「あやはひうし(怪這ひ憂し)」。「あや」は「あやし(怪し)」にもなっているそれであり、疑惑が次々と浮かんでくる状態であることを表現します→『音語源』あるいは以前の投稿(2019.07.05)の「あぶなし(危なし)」の項。「あやはひうし(怪這ひ憂し)」は、疑惑感が次々と浮かぶ情況にあり憂鬱な空虚感・不安感に襲われていることを表明します。確信性・確かさ、がなくなっていく情況にあります。「雷火おびたたしう燃えあがつて、宮中すでにあやふく…」。

知が及ばず判断できない(そこには深刻な意味があるかもしれない)という思いが萌え心情・動態が消極的になることが無い。これは警戒心が欠落しているという意味にもなり、それは、危険、という意味になります。

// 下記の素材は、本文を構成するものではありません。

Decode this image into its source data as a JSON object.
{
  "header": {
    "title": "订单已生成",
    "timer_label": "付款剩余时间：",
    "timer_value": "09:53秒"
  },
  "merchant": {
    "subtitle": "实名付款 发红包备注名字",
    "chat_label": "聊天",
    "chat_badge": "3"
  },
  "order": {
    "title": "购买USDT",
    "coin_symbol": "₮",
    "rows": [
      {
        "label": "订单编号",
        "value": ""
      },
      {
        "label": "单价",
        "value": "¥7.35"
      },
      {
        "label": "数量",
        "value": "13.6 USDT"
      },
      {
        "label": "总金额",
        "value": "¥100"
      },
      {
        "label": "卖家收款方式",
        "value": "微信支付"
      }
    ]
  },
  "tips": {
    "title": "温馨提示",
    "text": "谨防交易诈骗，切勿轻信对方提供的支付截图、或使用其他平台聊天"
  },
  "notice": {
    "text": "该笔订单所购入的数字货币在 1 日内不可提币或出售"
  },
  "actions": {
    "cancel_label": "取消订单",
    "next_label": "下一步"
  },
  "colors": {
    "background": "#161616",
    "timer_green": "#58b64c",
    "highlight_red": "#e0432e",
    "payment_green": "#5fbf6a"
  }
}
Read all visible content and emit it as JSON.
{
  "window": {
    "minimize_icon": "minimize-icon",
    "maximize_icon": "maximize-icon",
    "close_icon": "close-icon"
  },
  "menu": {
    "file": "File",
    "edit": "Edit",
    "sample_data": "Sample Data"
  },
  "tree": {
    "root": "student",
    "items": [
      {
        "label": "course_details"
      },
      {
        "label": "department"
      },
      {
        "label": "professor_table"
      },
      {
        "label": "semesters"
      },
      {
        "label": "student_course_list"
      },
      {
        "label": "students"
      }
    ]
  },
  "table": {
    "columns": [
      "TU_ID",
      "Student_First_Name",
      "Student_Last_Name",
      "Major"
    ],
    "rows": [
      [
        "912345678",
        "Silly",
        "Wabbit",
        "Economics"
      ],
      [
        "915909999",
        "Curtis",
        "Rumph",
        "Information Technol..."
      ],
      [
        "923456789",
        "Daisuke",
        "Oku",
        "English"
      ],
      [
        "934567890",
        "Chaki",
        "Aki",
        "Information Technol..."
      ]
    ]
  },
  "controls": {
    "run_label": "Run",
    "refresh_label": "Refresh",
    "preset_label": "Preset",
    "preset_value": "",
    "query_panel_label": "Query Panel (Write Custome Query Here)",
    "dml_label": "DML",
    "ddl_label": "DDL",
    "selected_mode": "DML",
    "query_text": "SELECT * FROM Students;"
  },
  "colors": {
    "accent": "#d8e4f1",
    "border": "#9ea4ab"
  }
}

「あやふし(危ふし)」と「あぶなし(危なし)」はどう違うのだという議論もありますが、「あぶなし(危なし)」は「知が及ばず判断できない(そこには深刻な意味があるかもしれない)という思いが萌え心情・動態が消極的になることが無い。これは警戒心が欠落しているという意味にもなり、それは、危険、という意味になります」(上記の以前の投稿)ということであり、「あやふし(危ふし)」は疑惑や判断不能な(どうなるかわからない)思いが浮かび不安になる、ということです。